Dec 14 (Reuters) - The U.S. Supreme Court on Wednesday agreed to decide whether to limit where patent lawsuits may be filed, potentially threatening a years-long trend that critics say allows frequent and often-baseless litigants to sue in courts friendly to them.
The justices said they will hear an appeal by beverage flavoring company TC Heartland LLC to have a patent infringement suit brought against it by food company Kraft Heinz Co moved from federal court in Delaware, where it was filed, to Heartland’s home base in Indiana. TC Heartland is challenging a lower court ruling denying a transfer to Indiana.
The dispute has been closely watched by high technology businesses, which are the frequent targets of companies that generate revenue by suing over patents instead of making products, sometimes called “patent trolls.”
Critics say certain judicial districts, especially the federal court in Eastern Texas, have procedures and rulings that favor patent trolls. Though far from any high-tech center, more than 40 percent of all patent cases were filed there last year.
A decision by the high court in favor of TC Heartland could curtail lawsuits in East Texas even though the case did not originate there.

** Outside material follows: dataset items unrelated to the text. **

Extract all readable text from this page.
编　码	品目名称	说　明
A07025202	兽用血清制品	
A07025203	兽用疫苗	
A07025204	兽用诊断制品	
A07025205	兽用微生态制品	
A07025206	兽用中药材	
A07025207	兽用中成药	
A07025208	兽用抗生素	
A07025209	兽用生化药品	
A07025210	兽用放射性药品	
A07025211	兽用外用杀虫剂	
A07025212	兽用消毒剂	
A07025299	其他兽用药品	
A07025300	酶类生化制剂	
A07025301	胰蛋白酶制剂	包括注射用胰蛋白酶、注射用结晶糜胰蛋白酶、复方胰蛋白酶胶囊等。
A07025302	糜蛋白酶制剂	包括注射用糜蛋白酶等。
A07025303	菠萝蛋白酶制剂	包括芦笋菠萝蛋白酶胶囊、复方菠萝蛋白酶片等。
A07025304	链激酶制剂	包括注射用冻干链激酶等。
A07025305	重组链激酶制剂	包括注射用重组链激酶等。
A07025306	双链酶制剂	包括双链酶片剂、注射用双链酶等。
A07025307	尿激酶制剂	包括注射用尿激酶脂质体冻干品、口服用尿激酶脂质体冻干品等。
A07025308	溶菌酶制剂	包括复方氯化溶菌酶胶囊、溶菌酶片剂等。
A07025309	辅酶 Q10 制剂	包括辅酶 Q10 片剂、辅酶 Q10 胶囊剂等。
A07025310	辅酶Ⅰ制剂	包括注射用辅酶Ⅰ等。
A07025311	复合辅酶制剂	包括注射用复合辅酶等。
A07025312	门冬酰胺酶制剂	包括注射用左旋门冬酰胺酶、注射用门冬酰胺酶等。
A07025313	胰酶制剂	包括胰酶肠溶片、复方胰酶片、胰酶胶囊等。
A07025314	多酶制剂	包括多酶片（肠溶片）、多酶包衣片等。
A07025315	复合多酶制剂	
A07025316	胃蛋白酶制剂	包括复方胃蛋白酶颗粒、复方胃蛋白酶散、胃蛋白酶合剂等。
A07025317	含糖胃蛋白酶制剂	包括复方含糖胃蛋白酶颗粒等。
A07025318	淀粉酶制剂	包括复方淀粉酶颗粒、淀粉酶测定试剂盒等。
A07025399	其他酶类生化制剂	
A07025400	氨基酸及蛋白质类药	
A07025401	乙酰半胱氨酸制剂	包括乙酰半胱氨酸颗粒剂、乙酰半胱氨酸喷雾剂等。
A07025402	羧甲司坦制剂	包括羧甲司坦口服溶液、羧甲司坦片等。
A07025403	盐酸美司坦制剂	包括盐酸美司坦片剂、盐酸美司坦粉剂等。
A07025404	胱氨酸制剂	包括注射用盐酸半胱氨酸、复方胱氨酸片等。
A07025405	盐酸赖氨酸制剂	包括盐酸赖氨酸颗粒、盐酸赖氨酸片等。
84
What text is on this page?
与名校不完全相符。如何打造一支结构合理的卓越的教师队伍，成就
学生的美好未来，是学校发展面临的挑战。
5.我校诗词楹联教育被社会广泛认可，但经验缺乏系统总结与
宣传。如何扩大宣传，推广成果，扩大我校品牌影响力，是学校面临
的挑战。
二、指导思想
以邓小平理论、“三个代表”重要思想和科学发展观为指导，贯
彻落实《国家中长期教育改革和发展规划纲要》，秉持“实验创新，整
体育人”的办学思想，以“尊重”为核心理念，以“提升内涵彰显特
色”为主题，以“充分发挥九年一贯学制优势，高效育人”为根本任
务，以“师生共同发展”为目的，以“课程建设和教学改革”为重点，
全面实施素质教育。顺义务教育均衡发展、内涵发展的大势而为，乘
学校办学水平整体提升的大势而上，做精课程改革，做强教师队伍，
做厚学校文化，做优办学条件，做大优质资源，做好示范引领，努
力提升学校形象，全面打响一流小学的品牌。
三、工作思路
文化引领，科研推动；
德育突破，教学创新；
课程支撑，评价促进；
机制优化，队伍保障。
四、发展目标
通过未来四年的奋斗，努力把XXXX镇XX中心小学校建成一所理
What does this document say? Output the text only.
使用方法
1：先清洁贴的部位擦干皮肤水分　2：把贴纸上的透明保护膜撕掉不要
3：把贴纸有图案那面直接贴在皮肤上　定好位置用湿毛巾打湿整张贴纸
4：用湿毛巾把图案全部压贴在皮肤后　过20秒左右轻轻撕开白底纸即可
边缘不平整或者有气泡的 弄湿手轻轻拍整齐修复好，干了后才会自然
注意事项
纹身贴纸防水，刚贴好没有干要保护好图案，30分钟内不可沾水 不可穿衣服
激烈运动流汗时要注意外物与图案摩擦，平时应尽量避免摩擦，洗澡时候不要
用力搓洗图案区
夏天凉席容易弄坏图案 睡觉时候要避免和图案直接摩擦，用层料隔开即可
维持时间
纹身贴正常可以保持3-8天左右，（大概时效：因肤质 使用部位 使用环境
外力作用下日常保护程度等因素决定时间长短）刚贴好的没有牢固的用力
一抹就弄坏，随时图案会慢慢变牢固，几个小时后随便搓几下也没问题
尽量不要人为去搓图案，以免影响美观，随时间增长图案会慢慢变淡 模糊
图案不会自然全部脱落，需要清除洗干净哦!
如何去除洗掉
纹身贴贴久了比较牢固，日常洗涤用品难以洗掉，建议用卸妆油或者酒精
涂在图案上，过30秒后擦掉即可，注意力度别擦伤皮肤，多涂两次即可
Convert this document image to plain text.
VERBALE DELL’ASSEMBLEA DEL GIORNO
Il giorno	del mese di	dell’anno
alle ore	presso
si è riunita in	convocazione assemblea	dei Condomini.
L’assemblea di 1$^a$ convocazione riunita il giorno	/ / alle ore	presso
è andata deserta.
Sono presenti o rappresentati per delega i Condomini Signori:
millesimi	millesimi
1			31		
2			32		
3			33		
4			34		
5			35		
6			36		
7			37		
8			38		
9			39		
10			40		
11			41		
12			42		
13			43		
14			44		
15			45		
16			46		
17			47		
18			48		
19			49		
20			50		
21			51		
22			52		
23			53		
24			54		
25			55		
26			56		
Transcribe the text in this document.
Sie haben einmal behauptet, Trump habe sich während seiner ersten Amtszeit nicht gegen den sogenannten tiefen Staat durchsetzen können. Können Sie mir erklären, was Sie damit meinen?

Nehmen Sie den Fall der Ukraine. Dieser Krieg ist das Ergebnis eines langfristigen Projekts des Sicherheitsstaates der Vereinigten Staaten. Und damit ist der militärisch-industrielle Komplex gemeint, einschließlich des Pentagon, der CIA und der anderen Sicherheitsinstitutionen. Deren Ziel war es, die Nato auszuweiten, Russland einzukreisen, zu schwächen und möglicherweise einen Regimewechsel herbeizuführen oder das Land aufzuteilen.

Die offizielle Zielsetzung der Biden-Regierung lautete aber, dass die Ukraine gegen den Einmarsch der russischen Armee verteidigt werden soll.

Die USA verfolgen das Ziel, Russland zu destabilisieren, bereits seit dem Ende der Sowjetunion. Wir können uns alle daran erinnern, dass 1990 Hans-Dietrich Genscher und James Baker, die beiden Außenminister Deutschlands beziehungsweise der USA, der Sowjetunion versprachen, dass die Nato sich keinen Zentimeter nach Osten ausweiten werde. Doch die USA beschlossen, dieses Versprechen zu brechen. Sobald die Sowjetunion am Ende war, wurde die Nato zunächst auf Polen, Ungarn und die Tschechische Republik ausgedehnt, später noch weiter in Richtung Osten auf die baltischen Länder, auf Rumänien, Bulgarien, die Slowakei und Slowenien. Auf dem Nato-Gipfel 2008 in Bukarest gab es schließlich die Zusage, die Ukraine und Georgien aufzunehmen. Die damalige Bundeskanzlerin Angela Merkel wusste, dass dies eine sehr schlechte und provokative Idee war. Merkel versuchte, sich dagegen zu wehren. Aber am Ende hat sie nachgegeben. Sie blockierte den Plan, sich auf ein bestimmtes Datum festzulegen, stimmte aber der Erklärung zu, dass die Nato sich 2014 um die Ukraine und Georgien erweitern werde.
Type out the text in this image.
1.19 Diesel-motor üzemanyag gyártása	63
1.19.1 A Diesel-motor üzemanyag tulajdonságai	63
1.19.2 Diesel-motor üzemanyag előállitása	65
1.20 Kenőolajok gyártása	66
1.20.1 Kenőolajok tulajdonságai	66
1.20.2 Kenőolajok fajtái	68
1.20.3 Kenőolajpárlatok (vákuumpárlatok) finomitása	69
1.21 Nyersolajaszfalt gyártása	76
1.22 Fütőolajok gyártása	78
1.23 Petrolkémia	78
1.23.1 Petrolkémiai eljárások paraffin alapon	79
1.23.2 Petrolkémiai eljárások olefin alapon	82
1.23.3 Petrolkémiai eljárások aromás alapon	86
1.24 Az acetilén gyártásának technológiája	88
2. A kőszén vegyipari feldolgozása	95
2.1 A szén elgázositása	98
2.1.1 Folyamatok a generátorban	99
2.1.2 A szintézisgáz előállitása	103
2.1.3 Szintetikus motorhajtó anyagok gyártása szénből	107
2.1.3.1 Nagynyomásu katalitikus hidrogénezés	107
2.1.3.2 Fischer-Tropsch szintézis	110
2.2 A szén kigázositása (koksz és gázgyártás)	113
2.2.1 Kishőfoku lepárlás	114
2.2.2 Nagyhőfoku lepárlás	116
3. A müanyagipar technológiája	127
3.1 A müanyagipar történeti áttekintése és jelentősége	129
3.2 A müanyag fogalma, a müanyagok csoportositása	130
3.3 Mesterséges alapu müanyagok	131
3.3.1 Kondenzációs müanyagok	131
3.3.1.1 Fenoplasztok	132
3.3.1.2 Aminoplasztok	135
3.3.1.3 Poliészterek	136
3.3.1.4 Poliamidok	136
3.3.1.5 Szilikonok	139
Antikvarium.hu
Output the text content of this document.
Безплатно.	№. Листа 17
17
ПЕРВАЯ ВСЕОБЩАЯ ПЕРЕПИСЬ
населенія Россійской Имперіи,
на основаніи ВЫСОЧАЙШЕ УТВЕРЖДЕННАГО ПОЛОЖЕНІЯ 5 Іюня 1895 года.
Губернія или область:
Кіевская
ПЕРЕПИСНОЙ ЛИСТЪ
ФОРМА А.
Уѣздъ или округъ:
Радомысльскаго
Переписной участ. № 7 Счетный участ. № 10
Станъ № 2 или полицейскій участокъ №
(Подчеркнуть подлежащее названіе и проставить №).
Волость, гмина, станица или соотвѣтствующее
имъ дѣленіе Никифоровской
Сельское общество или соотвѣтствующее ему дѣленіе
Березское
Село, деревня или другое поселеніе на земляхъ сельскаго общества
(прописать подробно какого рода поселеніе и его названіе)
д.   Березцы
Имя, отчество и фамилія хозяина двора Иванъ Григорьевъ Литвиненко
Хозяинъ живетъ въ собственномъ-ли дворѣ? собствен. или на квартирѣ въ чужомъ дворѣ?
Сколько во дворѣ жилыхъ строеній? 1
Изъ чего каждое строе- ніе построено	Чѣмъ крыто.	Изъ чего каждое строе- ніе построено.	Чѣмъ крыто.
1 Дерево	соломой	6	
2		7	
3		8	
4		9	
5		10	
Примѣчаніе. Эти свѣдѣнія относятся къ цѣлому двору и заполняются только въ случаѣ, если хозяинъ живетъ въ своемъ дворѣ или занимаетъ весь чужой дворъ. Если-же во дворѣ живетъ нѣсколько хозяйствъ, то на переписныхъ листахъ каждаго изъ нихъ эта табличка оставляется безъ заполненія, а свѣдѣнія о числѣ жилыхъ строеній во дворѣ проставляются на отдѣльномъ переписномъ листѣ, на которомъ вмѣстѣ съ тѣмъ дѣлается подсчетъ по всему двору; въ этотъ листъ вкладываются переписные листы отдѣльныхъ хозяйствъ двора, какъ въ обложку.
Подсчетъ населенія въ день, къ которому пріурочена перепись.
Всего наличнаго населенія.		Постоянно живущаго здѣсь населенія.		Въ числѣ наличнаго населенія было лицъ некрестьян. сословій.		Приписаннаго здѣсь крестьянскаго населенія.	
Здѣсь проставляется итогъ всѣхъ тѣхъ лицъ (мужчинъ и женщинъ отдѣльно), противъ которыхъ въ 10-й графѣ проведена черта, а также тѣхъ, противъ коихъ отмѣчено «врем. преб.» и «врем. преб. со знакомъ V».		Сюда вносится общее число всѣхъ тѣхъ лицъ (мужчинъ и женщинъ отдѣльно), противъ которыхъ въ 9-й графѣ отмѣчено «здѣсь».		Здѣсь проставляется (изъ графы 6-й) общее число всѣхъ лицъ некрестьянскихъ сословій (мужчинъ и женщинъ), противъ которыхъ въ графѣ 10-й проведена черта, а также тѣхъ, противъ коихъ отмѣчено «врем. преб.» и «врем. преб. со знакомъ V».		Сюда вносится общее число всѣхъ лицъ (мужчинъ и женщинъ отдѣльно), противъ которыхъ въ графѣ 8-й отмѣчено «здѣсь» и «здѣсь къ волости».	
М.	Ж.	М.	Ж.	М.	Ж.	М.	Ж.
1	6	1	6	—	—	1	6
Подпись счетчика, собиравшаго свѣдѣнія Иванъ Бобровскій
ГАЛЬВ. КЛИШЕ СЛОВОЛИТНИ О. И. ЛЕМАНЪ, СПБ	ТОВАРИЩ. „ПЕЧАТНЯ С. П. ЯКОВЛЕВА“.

Pittsburgh-based Kraft, which makes the MiO brand of liquid water enhancers, sued in Delaware in 2014 alleging that TC Heartland’s Refreshe-branded liquid enhancers infringed three of its patents.
TC Heartland, a subsidiary of Heartland Consumer Products Holdings, argued that it has no presence in Delaware and 98 percent of its sales are outside of that state. The court denied a transfer to Indiana. The U.S. Court of Appeals for the Federal Circuit in Washington upheld that ruling last April.
TC Heartland urged the Supreme Court to take the case, saying the appeals court’s precedent on where suits may be filed has “produced a plague of forum shopping.”
The court will hear the case and issue a ruling by the end of June.